I'm not surprised. I'm not even sure what makes people want to become governors. A little power, maybe? A political leg-up? Some spare time to offer and a heart full of good intentions?
Certainly, their workload and responsibilities are awesome. They hire and fire, oversee the curriculum, listen to complaints from parents, and tell the head how the school's money should be spent. Major decisions must be approved by them. And they must form themselves into committees to discuss and evaluate every aspect of school life.
Which is fine when a school is running like a well-oiled machine, but what happens when it isn't? Well, they can simply walk away. They're unpaid volunteers, after all. What an eccentric system it all seems. And occasionally this gives rise to eccentric people, because, like juries, governing bodies contain a fair cross-section of society. Some, like Hilda, I've been delighted to see the back of. A religious fanatic with time on her hands, she spent a great deal of time examining the school's RE policy in excruciating detail and visiting classrooms to make sure it was being adhered to. For several months she was accompanied by the newest addition to the family, and wasn't averse to popping a breast out for the baby, often while the teacher was in full flow. I've never seen children distracted so quickly. Then there was Allun, an empty vessel who made a great deal of noise, but never seemed to be available when there was work to be done or a committee to be attended. I bet there's at least one Allun on every governing body in the country.

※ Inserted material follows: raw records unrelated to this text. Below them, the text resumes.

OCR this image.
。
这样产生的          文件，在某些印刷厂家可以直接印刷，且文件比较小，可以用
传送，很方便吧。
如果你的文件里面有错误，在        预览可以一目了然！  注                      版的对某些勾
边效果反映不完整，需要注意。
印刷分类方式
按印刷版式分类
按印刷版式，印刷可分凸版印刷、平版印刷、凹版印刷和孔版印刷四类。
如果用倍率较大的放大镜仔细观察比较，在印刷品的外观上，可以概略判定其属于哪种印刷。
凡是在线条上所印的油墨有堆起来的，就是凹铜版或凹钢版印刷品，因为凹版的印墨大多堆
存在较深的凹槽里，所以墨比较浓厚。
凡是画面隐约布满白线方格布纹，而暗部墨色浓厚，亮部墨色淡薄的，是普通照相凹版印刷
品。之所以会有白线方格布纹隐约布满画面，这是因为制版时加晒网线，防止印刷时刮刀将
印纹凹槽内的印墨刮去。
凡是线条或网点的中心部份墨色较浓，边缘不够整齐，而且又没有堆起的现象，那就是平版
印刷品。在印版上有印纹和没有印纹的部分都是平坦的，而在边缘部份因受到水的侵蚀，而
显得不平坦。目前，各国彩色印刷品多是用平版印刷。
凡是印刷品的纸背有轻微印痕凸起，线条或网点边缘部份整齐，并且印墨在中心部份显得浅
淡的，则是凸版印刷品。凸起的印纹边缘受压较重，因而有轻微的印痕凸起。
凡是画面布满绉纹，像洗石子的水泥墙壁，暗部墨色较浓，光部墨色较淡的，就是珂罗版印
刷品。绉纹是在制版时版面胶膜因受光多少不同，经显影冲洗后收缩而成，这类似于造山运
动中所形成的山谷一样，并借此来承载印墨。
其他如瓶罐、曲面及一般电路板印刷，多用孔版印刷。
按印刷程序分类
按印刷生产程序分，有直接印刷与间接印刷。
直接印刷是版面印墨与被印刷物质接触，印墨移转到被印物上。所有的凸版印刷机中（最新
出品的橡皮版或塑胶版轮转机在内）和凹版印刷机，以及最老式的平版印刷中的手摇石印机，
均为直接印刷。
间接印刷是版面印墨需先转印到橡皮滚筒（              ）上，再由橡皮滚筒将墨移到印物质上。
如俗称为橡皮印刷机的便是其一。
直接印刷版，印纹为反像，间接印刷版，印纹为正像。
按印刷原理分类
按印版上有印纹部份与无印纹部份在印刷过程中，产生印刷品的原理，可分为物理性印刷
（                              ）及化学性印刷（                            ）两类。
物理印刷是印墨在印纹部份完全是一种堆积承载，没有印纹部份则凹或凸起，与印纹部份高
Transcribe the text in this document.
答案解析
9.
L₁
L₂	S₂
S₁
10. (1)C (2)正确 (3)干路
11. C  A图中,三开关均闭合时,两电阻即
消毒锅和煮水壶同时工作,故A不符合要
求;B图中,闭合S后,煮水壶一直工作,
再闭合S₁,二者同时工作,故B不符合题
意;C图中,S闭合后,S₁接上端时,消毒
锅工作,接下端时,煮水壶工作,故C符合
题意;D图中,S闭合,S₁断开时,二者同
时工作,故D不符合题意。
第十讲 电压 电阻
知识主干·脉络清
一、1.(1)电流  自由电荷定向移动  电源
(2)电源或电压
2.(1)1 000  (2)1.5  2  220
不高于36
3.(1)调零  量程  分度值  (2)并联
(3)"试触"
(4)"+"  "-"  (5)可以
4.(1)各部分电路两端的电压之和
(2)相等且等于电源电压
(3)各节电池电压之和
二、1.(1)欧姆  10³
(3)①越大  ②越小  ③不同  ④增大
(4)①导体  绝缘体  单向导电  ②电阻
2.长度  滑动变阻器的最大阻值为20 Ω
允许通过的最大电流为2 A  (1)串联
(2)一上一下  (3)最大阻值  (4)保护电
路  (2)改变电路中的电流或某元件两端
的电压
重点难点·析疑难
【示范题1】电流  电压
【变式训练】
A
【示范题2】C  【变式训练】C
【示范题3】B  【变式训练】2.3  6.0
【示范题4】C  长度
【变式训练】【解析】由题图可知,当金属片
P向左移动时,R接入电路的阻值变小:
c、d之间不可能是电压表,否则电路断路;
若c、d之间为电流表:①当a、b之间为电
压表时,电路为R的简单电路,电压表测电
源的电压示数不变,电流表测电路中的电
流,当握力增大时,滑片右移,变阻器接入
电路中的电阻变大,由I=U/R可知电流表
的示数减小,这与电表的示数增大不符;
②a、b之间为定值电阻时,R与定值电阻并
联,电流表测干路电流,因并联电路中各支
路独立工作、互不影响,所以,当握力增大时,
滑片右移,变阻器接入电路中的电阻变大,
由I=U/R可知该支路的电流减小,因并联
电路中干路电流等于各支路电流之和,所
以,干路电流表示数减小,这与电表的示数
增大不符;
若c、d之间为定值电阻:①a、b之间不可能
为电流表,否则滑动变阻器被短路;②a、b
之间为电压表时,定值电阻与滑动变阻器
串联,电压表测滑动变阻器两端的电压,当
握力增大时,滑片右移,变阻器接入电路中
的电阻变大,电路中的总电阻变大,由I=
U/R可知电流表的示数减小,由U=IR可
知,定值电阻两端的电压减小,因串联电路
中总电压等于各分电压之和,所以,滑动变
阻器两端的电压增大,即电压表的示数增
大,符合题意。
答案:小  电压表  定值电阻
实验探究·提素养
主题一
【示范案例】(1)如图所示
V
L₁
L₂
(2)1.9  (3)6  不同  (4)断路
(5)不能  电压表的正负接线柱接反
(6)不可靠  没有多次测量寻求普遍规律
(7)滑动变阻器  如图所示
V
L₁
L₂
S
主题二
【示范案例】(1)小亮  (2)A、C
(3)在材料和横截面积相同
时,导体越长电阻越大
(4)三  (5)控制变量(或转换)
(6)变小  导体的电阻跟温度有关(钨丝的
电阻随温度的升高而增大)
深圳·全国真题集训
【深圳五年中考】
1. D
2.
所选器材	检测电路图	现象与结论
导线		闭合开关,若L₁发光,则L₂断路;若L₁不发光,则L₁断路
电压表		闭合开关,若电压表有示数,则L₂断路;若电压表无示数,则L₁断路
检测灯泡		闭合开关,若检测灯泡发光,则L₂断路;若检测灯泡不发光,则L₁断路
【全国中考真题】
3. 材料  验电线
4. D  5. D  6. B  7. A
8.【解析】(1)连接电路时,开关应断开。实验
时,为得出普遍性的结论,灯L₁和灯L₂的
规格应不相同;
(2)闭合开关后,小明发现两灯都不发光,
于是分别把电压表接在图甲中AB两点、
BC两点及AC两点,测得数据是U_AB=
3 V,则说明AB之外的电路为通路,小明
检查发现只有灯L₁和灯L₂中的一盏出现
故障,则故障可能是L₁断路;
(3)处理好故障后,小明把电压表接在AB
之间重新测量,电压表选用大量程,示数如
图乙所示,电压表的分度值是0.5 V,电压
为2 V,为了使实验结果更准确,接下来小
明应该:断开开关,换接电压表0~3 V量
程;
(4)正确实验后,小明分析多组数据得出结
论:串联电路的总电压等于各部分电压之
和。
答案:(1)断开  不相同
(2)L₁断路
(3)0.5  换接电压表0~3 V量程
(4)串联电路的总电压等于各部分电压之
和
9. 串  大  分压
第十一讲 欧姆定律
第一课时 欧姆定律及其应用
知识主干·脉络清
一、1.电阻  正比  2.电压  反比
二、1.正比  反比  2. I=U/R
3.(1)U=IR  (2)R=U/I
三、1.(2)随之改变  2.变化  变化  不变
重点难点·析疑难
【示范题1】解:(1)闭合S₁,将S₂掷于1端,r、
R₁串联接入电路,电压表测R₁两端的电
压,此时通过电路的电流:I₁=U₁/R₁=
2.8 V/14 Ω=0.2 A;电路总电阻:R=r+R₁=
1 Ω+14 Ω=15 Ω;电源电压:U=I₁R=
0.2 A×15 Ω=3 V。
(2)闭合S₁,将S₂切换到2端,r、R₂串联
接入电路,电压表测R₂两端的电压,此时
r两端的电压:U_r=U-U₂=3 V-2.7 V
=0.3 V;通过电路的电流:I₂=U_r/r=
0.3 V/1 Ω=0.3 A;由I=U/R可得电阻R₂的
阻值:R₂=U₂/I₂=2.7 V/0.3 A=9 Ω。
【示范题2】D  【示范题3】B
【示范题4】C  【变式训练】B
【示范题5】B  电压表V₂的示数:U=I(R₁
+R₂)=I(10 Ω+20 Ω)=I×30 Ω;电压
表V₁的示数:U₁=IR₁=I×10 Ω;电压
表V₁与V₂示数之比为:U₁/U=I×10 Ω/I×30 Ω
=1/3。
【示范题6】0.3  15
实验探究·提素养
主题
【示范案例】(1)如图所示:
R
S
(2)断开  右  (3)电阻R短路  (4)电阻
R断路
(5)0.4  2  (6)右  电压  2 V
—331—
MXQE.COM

But for every pain in the neck there's always a deeply committed and enthusiastic soul, even though there can be a little naivety about the realities of school life. Eleanor was a newly appointed parent governor who wasn't a great fan of our playground toilets. They may be Victorian, she said, but couldn't we put decent paper, in decent holders, on the cubicle walls? Couldn't the children have soap, and paper towels? We explained that the playground helpers carried all these things, as we'd had lots of problems when they'd been put in the toilets. "But the children are so well behaved here," she persisted. "Couldn't we try it again?" We did, and I waited with bated breath.
By Thursday, it looked as if it had been snowing. A visiting after-school group had decided there was a lot of fun to be had from decorating the school garden with Tesco's best. Then, on Friday, things took a turn for the worse in the shape of a large forehead lump, a swollen eye and a cut lip. Infants Billy, Rashid and Thomas had been playing "Pirates of the Caribbean" (health and safety unapproved version), using the paper towels to fashion pirates' hats and the little bars of soap as missiles. Billy had dodged the missiles by hiding under a sink, but then cracked his head on it when he stood up. Following a further week of incidents, the governor agreed it might be best if we went back to the old system, whereby the materials were freely available from the duty helper's bag, but you had to ask first.
New governors are invariably enthusiastic, but this enthusiasm can sometimes be tempered by a rude awakening, as it was on the morning I was explaining the security system to our new deputy chair. Looking up at the monitor, he watched a parent hover by the main gate for a few moments, and was then astonished to see her stuff the recently delivered staffroom milk under her coat and disappear rapidly down the street.
Mike Kent is head of Comber Grove primary, London borough of Southwark.